Built-in weight_norm on RNN

santisy · August 8, 2017, 2:25am

Hello,
I am trying to use weight_norm on a GRU, however when I was trying to do this, there appeared an error.

  File "<stdin>", line 1, in <module>
  File "/home/didoyang/anaconda2/lib/python2.7/site-packages/torch/nn/modules/module.py", line 147, in cuda
    return self._apply(lambda t: t.cuda(device_id))
  File "/home/didoyang/anaconda2/lib/python2.7/site-packages/torch/nn/modules/rnn.py", line 116, in _apply
    self.flatten_parameters()
  File "/home/didoyang/anaconda2/lib/python2.7/site-packages/torch/nn/modules/rnn.py", line 107, in flatten_parameters
    rnn._copyParams(all_weights, params)
  File "/home/didoyang/anaconda2/lib/python2.7/site-packages/torch/backends/cudnn/rnn.py", line 186, in _copyParams
    assert param_from.type() == param_to.type()

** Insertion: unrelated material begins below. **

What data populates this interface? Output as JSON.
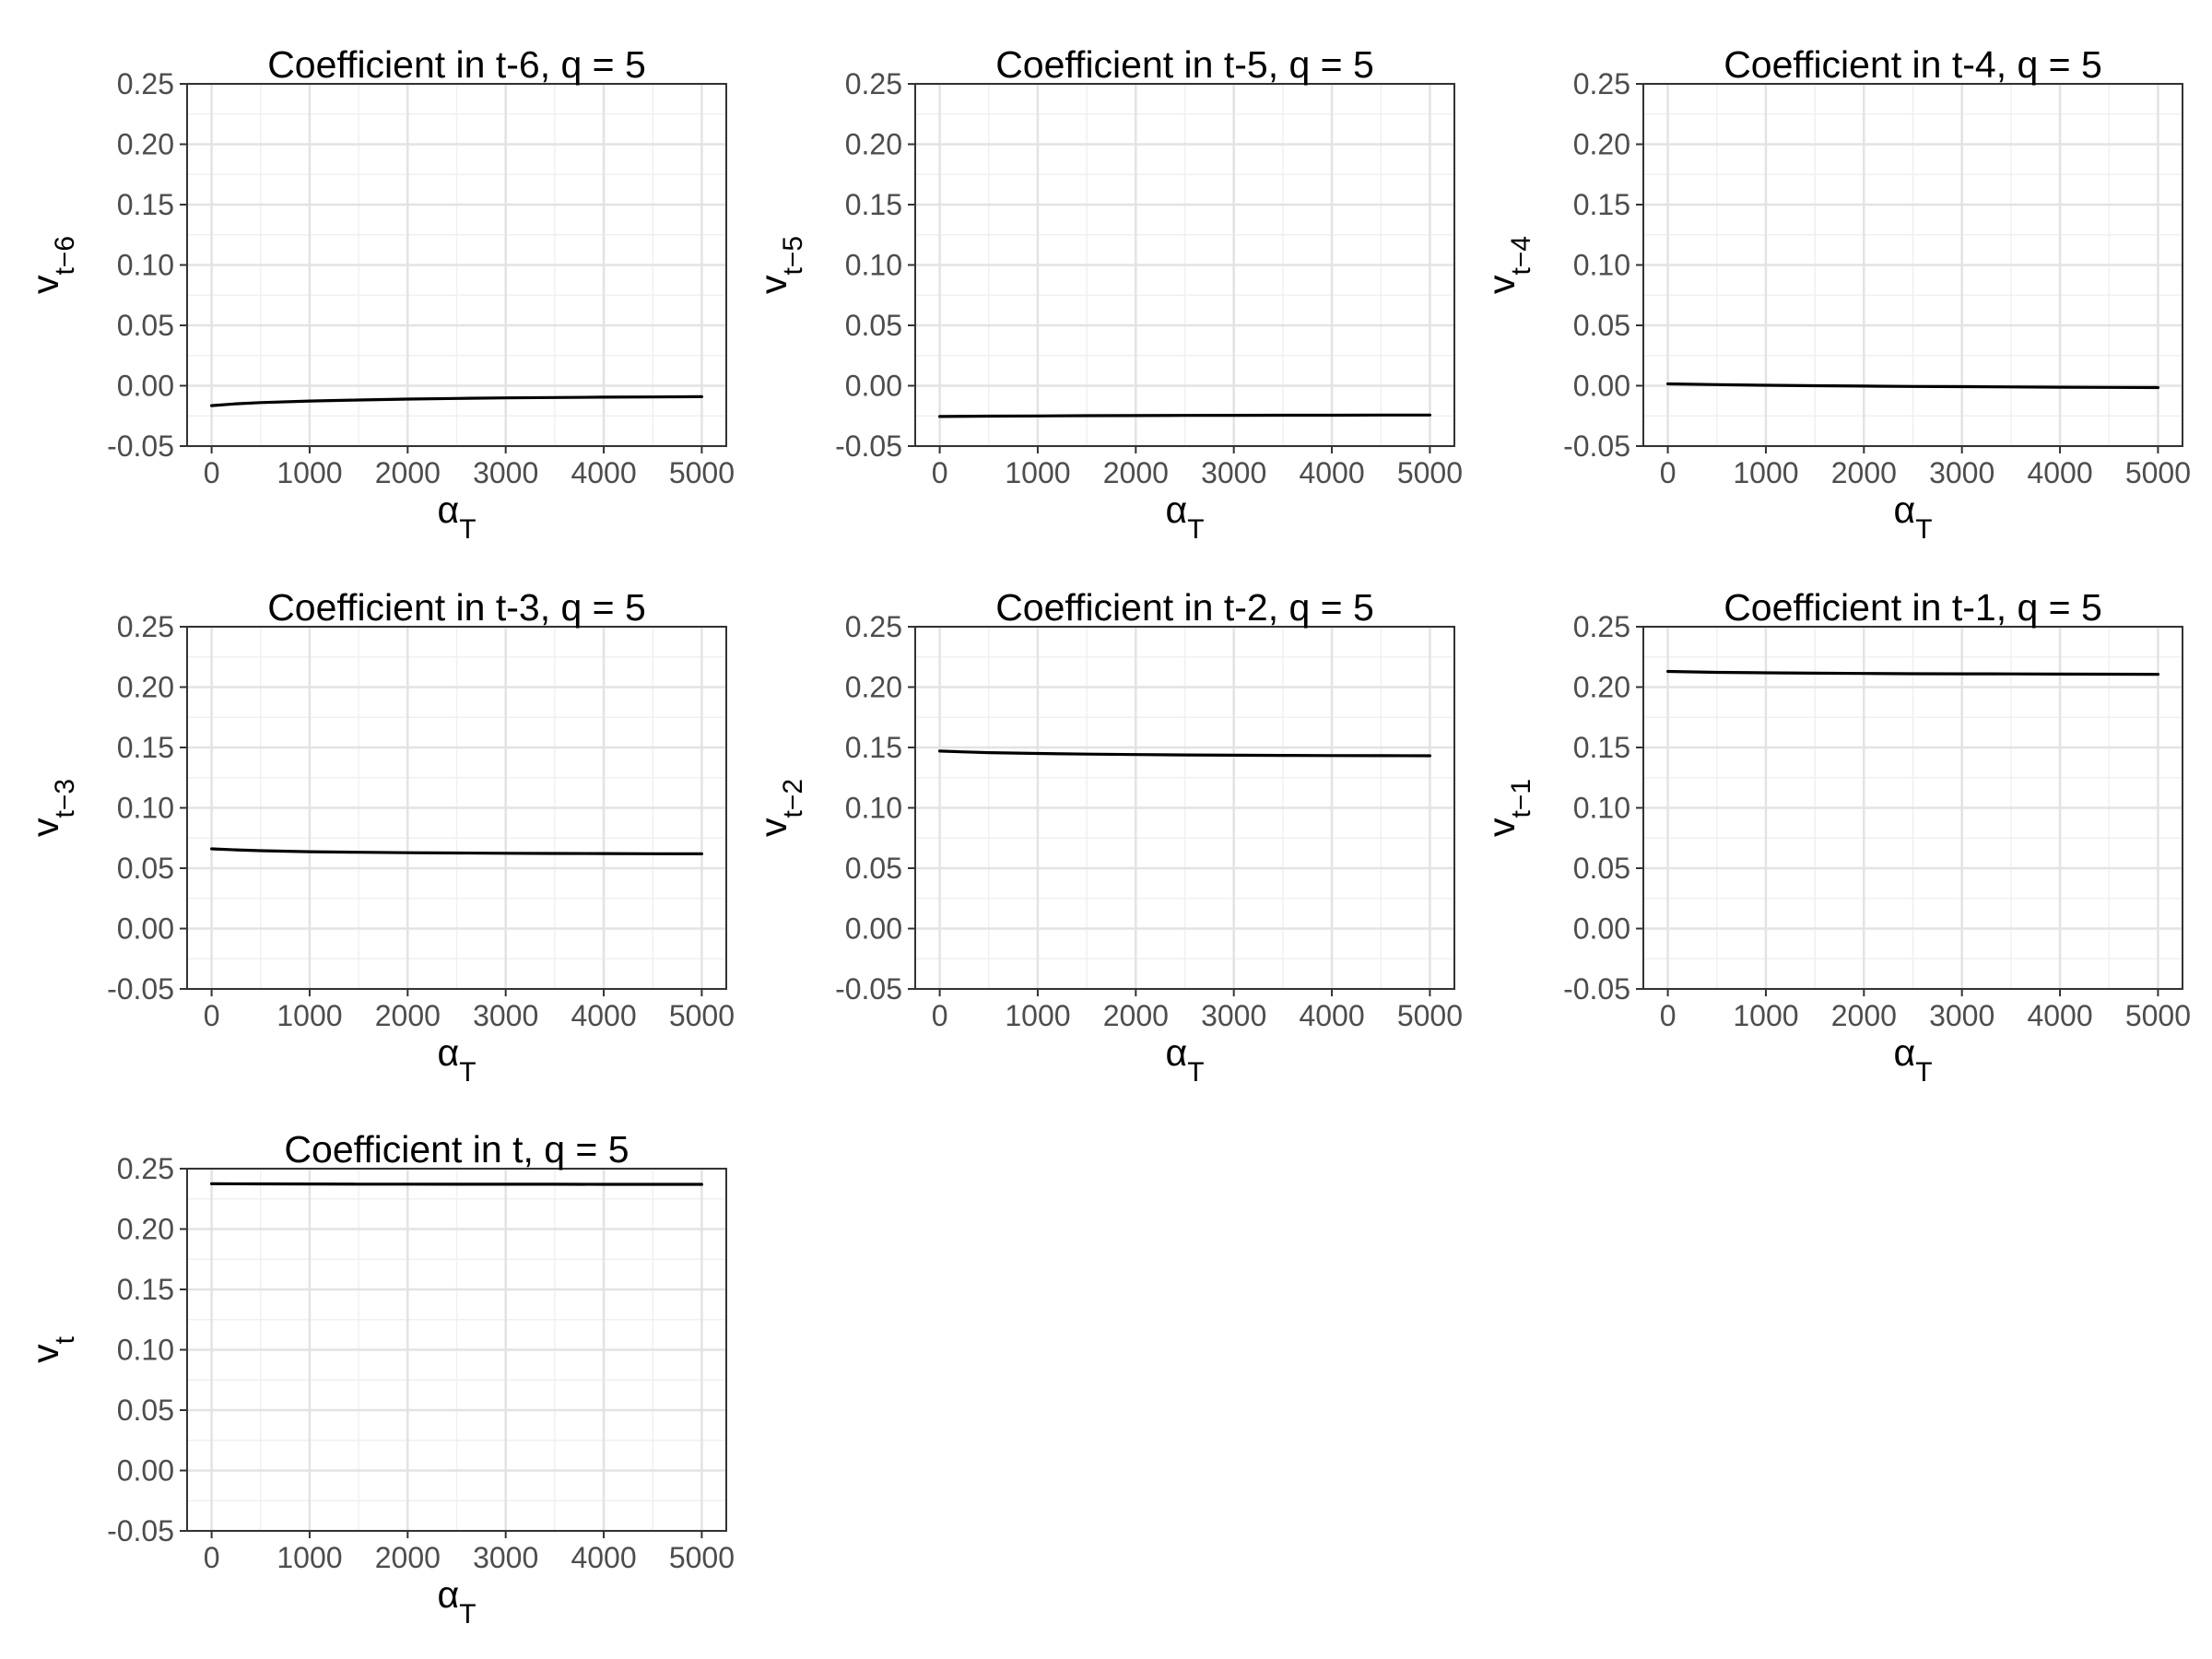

Example is like following:

import torch.nn as nn
from torch.nn.utils.weight_norm import weight_norm
a = nn.GRU(100, 20)
b = weight_norm(a, name='weight_hh_l0')
b = weight_norm(b, name='weight_ih_l0')
b.cuda()

When running through b.cuda() the error happened.

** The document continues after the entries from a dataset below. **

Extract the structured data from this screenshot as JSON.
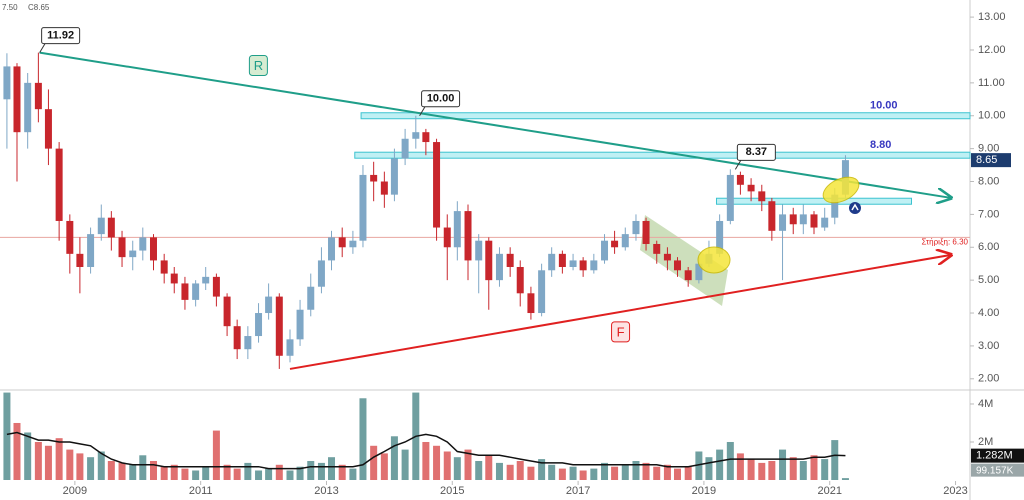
{
  "chart_data": {
    "type": "candlestick",
    "header": [
      "7.50",
      "C8.65"
    ],
    "x": [
      2007.92,
      2008.08,
      2008.25,
      2008.42,
      2008.58,
      2008.75,
      2008.92,
      2009.08,
      2009.25,
      2009.42,
      2009.58,
      2009.75,
      2009.92,
      2010.08,
      2010.25,
      2010.42,
      2010.58,
      2010.75,
      2010.92,
      2011.08,
      2011.25,
      2011.42,
      2011.58,
      2011.75,
      2011.92,
      2012.08,
      2012.25,
      2012.42,
      2012.58,
      2012.75,
      2012.92,
      2013.08,
      2013.25,
      2013.42,
      2013.58,
      2013.75,
      2013.92,
      2014.08,
      2014.25,
      2014.42,
      2014.58,
      2014.75,
      2014.92,
      2015.08,
      2015.25,
      2015.42,
      2015.58,
      2015.75,
      2015.92,
      2016.08,
      2016.25,
      2016.42,
      2016.58,
      2016.75,
      2016.92,
      2017.08,
      2017.25,
      2017.42,
      2017.58,
      2017.75,
      2017.92,
      2018.08,
      2018.25,
      2018.42,
      2018.58,
      2018.75,
      2018.92,
      2019.08,
      2019.25,
      2019.42,
      2019.58,
      2019.75,
      2019.92,
      2020.08,
      2020.25,
      2020.42,
      2020.58,
      2020.75,
      2020.92,
      2021.08,
      2021.25
    ],
    "open": [
      10.5,
      11.5,
      9.5,
      11.0,
      10.2,
      9.0,
      6.8,
      5.8,
      5.4,
      6.4,
      6.9,
      6.3,
      5.7,
      5.9,
      6.3,
      5.6,
      5.2,
      4.9,
      4.4,
      4.9,
      5.1,
      4.5,
      3.6,
      2.9,
      3.3,
      4.0,
      4.5,
      2.7,
      3.2,
      4.1,
      4.8,
      5.6,
      6.3,
      6.0,
      6.2,
      8.2,
      8.0,
      7.6,
      8.7,
      9.3,
      9.5,
      9.2,
      6.6,
      6.0,
      7.1,
      5.6,
      6.2,
      5.0,
      5.8,
      5.4,
      4.6,
      4.0,
      5.3,
      5.8,
      5.4,
      5.6,
      5.3,
      5.6,
      6.2,
      6.0,
      6.4,
      6.8,
      6.1,
      5.8,
      5.6,
      5.3,
      5.0,
      5.5,
      5.8,
      6.8,
      8.2,
      7.9,
      7.7,
      7.4,
      6.5,
      7.0,
      6.7,
      7.0,
      6.6,
      6.9,
      7.6
    ],
    "high": [
      11.9,
      11.6,
      11.3,
      11.92,
      10.8,
      9.2,
      7.0,
      6.3,
      6.6,
      7.3,
      7.1,
      6.5,
      6.2,
      6.6,
      6.4,
      5.8,
      5.4,
      5.1,
      5.0,
      5.4,
      5.2,
      4.6,
      3.8,
      3.6,
      4.3,
      4.9,
      4.6,
      3.5,
      4.4,
      5.2,
      6.0,
      6.5,
      6.6,
      6.5,
      8.5,
      8.6,
      8.3,
      9.0,
      9.6,
      10.0,
      9.6,
      9.3,
      7.0,
      7.4,
      7.3,
      6.4,
      6.3,
      6.0,
      6.0,
      5.6,
      4.8,
      5.5,
      6.0,
      5.9,
      5.8,
      5.7,
      5.8,
      6.4,
      6.5,
      6.6,
      7.0,
      6.9,
      6.2,
      6.0,
      5.7,
      5.4,
      5.7,
      6.2,
      7.0,
      8.37,
      8.3,
      8.1,
      7.9,
      7.5,
      7.3,
      7.2,
      7.3,
      7.1,
      7.2,
      7.8,
      8.8
    ],
    "low": [
      9.0,
      8.0,
      9.0,
      9.8,
      8.5,
      6.2,
      5.2,
      4.6,
      5.2,
      6.2,
      5.9,
      5.4,
      5.3,
      5.6,
      5.3,
      4.9,
      4.6,
      4.1,
      4.2,
      4.7,
      4.2,
      3.3,
      2.6,
      2.6,
      3.1,
      3.8,
      2.3,
      2.5,
      3.0,
      3.9,
      4.6,
      5.3,
      5.7,
      5.8,
      6.0,
      7.4,
      7.2,
      7.4,
      8.5,
      9.0,
      8.8,
      6.2,
      5.0,
      5.6,
      5.0,
      4.6,
      4.1,
      4.8,
      5.1,
      4.2,
      3.8,
      3.9,
      5.1,
      5.2,
      5.3,
      5.1,
      5.2,
      5.5,
      5.8,
      5.9,
      6.2,
      5.9,
      5.5,
      5.3,
      5.1,
      4.8,
      4.9,
      5.4,
      5.7,
      6.7,
      7.6,
      7.4,
      7.1,
      6.2,
      5.0,
      6.4,
      6.4,
      6.4,
      6.5,
      6.7,
      7.5
    ],
    "close": [
      11.5,
      9.5,
      11.0,
      10.2,
      9.0,
      6.8,
      5.8,
      5.4,
      6.4,
      6.9,
      6.3,
      5.7,
      5.9,
      6.3,
      5.6,
      5.2,
      4.9,
      4.4,
      4.9,
      5.1,
      4.5,
      3.6,
      2.9,
      3.3,
      4.0,
      4.5,
      2.7,
      3.2,
      4.1,
      4.8,
      5.6,
      6.3,
      6.0,
      6.2,
      8.2,
      8.0,
      7.6,
      8.7,
      9.3,
      9.5,
      9.2,
      6.6,
      6.0,
      7.1,
      5.6,
      6.2,
      5.0,
      5.8,
      5.4,
      4.6,
      4.0,
      5.3,
      5.8,
      5.4,
      5.6,
      5.3,
      5.6,
      6.2,
      6.0,
      6.4,
      6.8,
      6.1,
      5.8,
      5.6,
      5.3,
      5.0,
      5.5,
      5.8,
      6.8,
      8.2,
      7.9,
      7.7,
      7.4,
      6.5,
      7.0,
      6.7,
      7.0,
      6.6,
      6.9,
      7.6,
      8.65
    ],
    "last_label": "8.65",
    "up_color": "#7fa7c6",
    "down_color": "#c8262c",
    "xlim": [
      2007.81,
      2023.23
    ],
    "xticks": [
      2009,
      2011,
      2013,
      2015,
      2017,
      2019,
      2021,
      2023
    ],
    "ylim": [
      1.72,
      13.52
    ],
    "yticks": [
      {
        "value": 2,
        "label": "2.00"
      },
      {
        "value": 3,
        "label": "3.00"
      },
      {
        "value": 4,
        "label": "4.00"
      },
      {
        "value": 5,
        "label": "5.00"
      },
      {
        "value": 6,
        "label": "6.00"
      },
      {
        "value": 7,
        "label": "7.00"
      },
      {
        "value": 8,
        "label": "8.00"
      },
      {
        "value": 9,
        "label": "9.00"
      },
      {
        "value": 10,
        "label": "10.00"
      },
      {
        "value": 11,
        "label": "11.00"
      },
      {
        "value": 12,
        "label": "12.00"
      },
      {
        "value": 13,
        "label": "13.00"
      }
    ],
    "volume": {
      "values": [
        4600000,
        3000000,
        2500000,
        2000000,
        1800000,
        2200000,
        1600000,
        1400000,
        1200000,
        1500000,
        1000000,
        900000,
        800000,
        1300000,
        1000000,
        700000,
        800000,
        600000,
        500000,
        700000,
        2600000,
        800000,
        600000,
        900000,
        500000,
        600000,
        800000,
        500000,
        700000,
        1000000,
        900000,
        1200000,
        800000,
        600000,
        4300000,
        1800000,
        1400000,
        2300000,
        1600000,
        4600000,
        2000000,
        1800000,
        1500000,
        1200000,
        1600000,
        1000000,
        1300000,
        900000,
        800000,
        1000000,
        700000,
        1100000,
        800000,
        600000,
        700000,
        500000,
        600000,
        900000,
        700000,
        800000,
        1000000,
        900000,
        700000,
        800000,
        600000,
        700000,
        1500000,
        1200000,
        1600000,
        2000000,
        1400000,
        1100000,
        900000,
        1000000,
        1600000,
        1200000,
        1000000,
        1300000,
        1100000,
        2100000,
        99157
      ],
      "last_label": "99.157K",
      "up_color": "#6f9fa0",
      "down_color": "#e07070",
      "ma": {
        "color": "#111111",
        "values": [
          2400000,
          2500000,
          2300000,
          2100000,
          2100000,
          2000000,
          2000000,
          1900000,
          1800000,
          1400000,
          1100000,
          900000,
          800000,
          800000,
          800000,
          700000,
          700000,
          700000,
          700000,
          700000,
          700000,
          700000,
          700000,
          700000,
          700000,
          600000,
          600000,
          600000,
          600000,
          700000,
          700000,
          700000,
          700000,
          700000,
          800000,
          1200000,
          1500000,
          1800000,
          2000000,
          2300000,
          2400000,
          2300000,
          2000000,
          1500000,
          1400000,
          1300000,
          1300000,
          1300000,
          1200000,
          1100000,
          1000000,
          900000,
          900000,
          900000,
          800000,
          800000,
          800000,
          800000,
          800000,
          800000,
          800000,
          800000,
          800000,
          700000,
          700000,
          700000,
          800000,
          900000,
          1000000,
          1100000,
          1100000,
          1100000,
          1100000,
          1100000,
          1100000,
          1100000,
          1100000,
          1200000,
          1200000,
          1300000,
          1282000
        ],
        "last_label": "1.282M"
      },
      "ylim": [
        0,
        4630000
      ],
      "yticks": [
        {
          "value": 4000000,
          "label": "4M"
        },
        {
          "value": 2000000,
          "label": "2M"
        }
      ]
    },
    "trendlines": [
      {
        "label": "R",
        "color": "#1f9e89",
        "x": [
          2008.44,
          2022.93
        ],
        "y": [
          11.92,
          7.5
        ]
      },
      {
        "label": "F",
        "color": "#e02020",
        "x": [
          2012.42,
          2022.93
        ],
        "y": [
          2.3,
          5.77
        ]
      }
    ],
    "zones": [
      {
        "value": 10,
        "label": "10.00",
        "x": [
          2013.55,
          2023.23
        ]
      },
      {
        "value": 8.8,
        "label": "8.80",
        "x": [
          2013.45,
          2023.23
        ]
      },
      {
        "value": 7.4,
        "x": [
          2019.2,
          2022.3
        ]
      }
    ],
    "support": {
      "value": 6.3,
      "label": "Στήριξη: 6.30",
      "color": "#e8a6a0"
    },
    "callouts": [
      {
        "x": 2008.44,
        "value": 11.92,
        "label": "11.92"
      },
      {
        "x": 2014.48,
        "value": 10,
        "label": "10.00"
      },
      {
        "x": 2019.5,
        "value": 8.37,
        "label": "8.37"
      }
    ]
  }
}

I built the code from source.

gchanan · August 8, 2017, 3:50am

I haven’t looked at this in detail, but if you change the 3rd line to:
a = nn.GRU(100, 20).cuda()
it works.

santisy · August 8, 2017, 4:14am

Yes, that does work. Thank you!

Adi_R · February 17, 2018, 1:01am

Hi,
What about the reverse weights weight_ih_l0_reverse and weight_hh_l0_reverse? to they also need to be reparameterized?